A 250 anni dall’apparizione de “Dei delitti e delle pene” di Cesare Beccaria, l’opera, fondamentale per l’intelligenza del nostro Illuminismo, appare in fieri. Mentre, infatti, le opere dei grandi philosophes francesi, hanno trovato attuazione e compimento nella storia, il libro di Beccaria è ancora lontano dall’avere concreto riscontro, mentre il “Contratto sociale” di Rousseau è al fondamento del concetto di democrazia moderna e il pensiero di Voltaire e quello degli enciclopedisti hanno animato il dibattito politico e quello scientifico.
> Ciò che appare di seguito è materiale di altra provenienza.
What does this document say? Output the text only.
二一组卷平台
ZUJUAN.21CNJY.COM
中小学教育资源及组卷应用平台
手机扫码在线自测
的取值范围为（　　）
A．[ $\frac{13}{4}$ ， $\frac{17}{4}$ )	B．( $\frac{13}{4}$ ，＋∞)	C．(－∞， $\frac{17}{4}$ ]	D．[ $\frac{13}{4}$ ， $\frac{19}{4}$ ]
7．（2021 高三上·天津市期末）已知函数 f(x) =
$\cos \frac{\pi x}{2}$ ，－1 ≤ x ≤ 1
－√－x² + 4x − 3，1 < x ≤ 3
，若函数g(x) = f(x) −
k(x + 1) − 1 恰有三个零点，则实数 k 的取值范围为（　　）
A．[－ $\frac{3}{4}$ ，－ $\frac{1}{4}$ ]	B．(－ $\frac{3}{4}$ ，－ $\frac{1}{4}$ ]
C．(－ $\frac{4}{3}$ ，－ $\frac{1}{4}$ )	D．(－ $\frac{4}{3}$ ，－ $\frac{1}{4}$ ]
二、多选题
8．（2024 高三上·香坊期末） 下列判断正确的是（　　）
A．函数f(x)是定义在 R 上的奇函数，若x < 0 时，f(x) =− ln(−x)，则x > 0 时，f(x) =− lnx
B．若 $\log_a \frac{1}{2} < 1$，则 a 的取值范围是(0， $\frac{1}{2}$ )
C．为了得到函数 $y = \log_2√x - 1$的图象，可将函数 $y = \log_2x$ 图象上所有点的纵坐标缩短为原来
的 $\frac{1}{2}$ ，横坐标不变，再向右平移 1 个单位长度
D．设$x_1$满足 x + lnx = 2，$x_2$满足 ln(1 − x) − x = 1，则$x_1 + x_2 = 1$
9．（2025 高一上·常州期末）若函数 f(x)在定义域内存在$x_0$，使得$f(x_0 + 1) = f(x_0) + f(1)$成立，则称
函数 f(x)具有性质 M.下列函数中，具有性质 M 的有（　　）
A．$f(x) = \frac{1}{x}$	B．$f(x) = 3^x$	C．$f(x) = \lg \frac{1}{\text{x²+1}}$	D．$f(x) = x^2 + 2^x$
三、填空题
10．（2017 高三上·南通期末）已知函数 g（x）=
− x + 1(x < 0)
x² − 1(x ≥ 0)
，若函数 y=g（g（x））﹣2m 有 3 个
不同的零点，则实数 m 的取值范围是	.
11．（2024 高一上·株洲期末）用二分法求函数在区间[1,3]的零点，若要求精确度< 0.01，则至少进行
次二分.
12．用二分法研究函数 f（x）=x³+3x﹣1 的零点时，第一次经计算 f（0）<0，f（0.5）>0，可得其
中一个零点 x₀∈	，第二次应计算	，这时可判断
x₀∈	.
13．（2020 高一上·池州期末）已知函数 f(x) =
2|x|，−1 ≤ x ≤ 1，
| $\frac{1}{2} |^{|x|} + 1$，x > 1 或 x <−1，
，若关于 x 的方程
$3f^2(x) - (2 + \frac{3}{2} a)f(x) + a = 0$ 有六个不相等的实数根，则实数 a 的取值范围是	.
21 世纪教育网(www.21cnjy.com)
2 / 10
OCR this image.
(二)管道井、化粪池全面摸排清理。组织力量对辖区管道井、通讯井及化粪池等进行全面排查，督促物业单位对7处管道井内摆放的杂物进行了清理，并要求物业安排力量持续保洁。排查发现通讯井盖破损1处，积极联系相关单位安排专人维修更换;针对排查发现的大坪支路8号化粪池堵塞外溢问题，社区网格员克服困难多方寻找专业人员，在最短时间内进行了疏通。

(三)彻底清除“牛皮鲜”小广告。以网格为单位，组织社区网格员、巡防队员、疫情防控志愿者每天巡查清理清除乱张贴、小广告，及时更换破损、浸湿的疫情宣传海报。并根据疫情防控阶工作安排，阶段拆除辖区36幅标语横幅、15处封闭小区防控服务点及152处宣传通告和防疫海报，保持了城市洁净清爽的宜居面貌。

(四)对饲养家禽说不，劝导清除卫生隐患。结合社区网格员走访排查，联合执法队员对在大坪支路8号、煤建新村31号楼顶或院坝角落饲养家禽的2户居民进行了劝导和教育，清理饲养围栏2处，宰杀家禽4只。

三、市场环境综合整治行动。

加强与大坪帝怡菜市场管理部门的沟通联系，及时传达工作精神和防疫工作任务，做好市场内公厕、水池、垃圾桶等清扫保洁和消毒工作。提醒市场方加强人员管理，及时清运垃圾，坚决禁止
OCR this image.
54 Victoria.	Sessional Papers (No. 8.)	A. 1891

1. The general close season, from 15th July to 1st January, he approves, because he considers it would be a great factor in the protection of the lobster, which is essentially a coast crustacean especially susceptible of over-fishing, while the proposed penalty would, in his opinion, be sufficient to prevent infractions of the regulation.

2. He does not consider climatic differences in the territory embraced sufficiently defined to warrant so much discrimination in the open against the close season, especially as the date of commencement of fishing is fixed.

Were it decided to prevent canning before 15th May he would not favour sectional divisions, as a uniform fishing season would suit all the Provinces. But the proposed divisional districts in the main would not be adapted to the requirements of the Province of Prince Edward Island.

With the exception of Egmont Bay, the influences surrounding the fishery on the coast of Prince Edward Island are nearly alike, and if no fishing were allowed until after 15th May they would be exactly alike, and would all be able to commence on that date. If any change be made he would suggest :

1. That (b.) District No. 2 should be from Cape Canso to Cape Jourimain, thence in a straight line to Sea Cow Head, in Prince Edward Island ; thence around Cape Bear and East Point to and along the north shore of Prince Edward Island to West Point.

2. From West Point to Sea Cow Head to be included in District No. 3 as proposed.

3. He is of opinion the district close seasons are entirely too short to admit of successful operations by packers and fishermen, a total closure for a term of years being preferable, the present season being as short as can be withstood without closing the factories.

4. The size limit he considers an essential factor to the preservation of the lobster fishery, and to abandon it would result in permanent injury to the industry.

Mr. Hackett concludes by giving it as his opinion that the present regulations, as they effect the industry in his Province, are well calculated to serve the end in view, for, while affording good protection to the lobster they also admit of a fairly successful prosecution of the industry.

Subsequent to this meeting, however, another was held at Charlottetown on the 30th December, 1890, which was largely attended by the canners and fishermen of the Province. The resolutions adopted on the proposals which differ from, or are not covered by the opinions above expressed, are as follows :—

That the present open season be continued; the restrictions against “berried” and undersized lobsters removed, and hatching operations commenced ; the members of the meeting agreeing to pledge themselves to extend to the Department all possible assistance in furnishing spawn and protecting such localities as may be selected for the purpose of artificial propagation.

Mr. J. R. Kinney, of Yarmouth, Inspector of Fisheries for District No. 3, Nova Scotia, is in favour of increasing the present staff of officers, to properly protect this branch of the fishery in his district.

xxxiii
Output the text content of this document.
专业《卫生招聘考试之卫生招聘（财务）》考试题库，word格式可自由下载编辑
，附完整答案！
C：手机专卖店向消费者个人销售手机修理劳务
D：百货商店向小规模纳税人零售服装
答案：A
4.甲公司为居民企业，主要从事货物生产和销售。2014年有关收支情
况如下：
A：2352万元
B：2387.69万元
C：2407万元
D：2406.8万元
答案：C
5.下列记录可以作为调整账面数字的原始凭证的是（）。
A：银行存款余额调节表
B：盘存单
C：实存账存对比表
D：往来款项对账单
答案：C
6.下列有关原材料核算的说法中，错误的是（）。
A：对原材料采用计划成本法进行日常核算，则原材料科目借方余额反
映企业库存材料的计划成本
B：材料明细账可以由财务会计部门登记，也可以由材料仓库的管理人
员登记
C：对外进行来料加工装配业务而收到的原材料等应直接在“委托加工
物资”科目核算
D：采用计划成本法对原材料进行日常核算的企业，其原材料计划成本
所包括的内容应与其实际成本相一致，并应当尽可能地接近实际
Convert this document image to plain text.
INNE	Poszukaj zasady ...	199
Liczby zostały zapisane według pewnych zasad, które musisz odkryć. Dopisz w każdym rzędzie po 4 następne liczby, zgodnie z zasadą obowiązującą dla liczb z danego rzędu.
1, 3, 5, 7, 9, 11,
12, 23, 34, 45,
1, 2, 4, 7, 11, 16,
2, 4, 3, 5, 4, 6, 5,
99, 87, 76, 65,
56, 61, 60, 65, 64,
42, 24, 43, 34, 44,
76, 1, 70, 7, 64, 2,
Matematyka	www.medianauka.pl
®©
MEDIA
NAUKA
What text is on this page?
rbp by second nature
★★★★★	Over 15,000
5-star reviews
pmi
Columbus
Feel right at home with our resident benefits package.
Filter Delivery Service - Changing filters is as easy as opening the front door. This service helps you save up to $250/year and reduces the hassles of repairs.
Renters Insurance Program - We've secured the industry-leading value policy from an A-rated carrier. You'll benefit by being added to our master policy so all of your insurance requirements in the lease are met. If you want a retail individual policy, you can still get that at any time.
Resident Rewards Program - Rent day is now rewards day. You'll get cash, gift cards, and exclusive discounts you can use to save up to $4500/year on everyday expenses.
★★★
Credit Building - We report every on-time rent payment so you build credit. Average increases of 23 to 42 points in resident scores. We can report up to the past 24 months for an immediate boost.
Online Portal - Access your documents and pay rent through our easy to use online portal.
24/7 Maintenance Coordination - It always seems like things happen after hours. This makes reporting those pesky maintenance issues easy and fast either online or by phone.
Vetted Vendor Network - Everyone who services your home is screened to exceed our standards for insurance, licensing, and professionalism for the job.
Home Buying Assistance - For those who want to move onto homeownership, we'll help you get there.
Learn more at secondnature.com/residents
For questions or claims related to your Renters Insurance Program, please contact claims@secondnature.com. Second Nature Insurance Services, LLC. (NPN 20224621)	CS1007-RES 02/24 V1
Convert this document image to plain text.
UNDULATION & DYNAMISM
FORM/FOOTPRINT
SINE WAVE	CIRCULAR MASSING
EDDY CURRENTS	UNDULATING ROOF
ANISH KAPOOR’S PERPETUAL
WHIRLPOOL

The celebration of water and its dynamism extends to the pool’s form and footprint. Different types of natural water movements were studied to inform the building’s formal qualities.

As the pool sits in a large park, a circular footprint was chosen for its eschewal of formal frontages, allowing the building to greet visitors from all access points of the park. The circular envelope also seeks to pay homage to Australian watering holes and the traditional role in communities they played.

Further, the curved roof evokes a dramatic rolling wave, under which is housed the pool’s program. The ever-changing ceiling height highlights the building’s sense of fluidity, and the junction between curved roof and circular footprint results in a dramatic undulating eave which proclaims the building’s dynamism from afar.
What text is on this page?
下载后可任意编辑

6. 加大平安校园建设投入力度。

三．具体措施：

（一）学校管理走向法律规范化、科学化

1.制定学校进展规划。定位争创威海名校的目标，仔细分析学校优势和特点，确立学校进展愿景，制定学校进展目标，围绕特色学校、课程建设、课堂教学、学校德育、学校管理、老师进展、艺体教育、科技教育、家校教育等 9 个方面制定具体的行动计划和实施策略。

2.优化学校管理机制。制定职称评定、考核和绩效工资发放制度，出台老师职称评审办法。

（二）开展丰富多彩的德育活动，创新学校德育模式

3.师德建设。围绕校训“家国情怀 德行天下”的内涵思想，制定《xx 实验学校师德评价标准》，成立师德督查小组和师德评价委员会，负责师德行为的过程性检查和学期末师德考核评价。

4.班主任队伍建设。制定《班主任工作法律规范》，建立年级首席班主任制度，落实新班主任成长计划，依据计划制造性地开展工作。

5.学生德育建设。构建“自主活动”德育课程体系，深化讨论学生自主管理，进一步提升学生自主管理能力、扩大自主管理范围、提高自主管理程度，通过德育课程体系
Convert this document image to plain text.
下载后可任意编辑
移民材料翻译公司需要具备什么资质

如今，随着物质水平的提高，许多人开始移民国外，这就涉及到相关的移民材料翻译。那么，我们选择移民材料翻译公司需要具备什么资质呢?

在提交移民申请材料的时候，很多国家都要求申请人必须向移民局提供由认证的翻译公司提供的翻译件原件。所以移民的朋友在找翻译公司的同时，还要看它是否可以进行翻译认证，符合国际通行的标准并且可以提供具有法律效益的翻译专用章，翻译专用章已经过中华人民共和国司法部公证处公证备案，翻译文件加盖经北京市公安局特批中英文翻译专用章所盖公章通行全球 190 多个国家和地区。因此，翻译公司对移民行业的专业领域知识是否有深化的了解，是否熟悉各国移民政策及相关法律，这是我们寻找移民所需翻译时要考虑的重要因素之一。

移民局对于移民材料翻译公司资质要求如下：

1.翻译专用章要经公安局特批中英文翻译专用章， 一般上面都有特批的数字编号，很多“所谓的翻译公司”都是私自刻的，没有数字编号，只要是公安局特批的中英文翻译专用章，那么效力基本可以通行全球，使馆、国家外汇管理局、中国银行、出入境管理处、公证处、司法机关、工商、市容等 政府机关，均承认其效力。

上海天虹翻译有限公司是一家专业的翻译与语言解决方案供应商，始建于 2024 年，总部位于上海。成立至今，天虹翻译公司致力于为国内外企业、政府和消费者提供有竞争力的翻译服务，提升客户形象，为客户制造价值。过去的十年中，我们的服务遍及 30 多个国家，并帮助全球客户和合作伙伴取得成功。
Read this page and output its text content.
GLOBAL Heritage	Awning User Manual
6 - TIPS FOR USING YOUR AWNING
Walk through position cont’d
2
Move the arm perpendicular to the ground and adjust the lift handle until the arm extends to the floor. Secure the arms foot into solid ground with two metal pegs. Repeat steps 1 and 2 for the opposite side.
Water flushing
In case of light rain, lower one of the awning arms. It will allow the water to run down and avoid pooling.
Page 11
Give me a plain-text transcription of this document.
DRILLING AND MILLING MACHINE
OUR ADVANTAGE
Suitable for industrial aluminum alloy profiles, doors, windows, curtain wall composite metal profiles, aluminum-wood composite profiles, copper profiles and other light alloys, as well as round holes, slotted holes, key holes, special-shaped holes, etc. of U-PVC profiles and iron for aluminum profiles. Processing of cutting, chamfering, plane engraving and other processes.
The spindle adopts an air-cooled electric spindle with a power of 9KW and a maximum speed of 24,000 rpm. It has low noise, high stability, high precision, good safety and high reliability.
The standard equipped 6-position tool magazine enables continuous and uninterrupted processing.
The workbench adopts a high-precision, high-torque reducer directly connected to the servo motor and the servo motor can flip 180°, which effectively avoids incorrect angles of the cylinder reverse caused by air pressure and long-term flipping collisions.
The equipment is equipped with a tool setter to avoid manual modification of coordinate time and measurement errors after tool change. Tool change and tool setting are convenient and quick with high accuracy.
Il libro di Cesare Beccaria ha un lungo orizzonte di attesa, nel senso che attende ancora di avere completa attuazione concreta, ossia nella storia. Non che non si è subito riconosciuta la sua importanza, al suo apparire. Segnava anzi una linea di demarcazione tra un sistema inumano medievale di torture ed arbitri e la necessità proposta dal testo di commisurare i delitti alle pene. La cultura dei Lumi era il terreno su cui si era innestata fecondamente la dottrina giuridica di Cesare Beccaria.
Nel 1764 il confine tra diritto ed arbitrio era ancora sottile. In fondo solo nel 1602 Campanella era stato sottoposto dal S.Uffizio alla tortura ed aveva fatto ricorso alla follia per sottrarsi alla morte per rogo come era accaduto a Giordano Bruno nel 1600.
L’esplodere della legge segnava il confine tra era antica e moderna. Ma, ed è questo il punto, l’incipit del cammino della civiltà giuridica si è come arrestato senza ulteriori progressi, dopo questa fortunata diffusione. In genere il momento iniziale è seguito da una lenta ma continua espansione. Invece il cammino di quella comparazione iniziale delitti-pene sembra essersi raggrumito e sembra aver dato origine ad una nuova forma di disparità, di disuguaglianza.
Il volume dell’economista francese Thomas Piketty, autore di “Il capitale nel XXI secolo” (Bompiani 2014), ha suscitato notevole dibattito proprio perchè ha ipotizzato il crescere esponenziale del capitale. Solo i ricchi diventeranno sempre più ricchi e la disuguaglianza aumenterà.
Dei tre principi della civiltà dei Lumi: libertà, uguaglianza, fraternità, forse il più disatteso è proprio l’uguaglianza, non solo come oggetto del capitale trionfante, come nello “Spaccio della bestia trionfante” di G. Bruno, ma proprio per la sua assenza nella civiltà del diritto.
E si sa che nella triade, se un principio vien meno, anche gli altri due vacillano fino a sparire. Se c’è disuguaglianza non c’è libertà e tanto meno fraternità. Non c’è più la tortura è vero, almeno esplicitamente ufficializzata, ma c’è disuguaglianza tra delitti e pene soprattutto tra i soggetti.
Il meccanismo introdotto come artifizio massimo, la prescrizione, è uno dei mezzi, ma ve ne sono altri e sarebbe interessante esplorarne alcuni, mentre per la ricorrenza beccariana vengono organizzati convegni.
Beccaria avrà un seguace autorevole in Manzoni, che ne sposa la figlia e che ne “I promessi Sposi” porta avanti il diritto di due oscuri giovani che intendono sposarsi anche se un prepotente signorotto li ostacola.
Forse è questo il frutto più maturo di quell’opera e forse Manzoni, allievo degli storici liberali francesi come Thierry, è l’espressione più convincente sul piano ideologico e storico, della necessità dell’uguaglianza.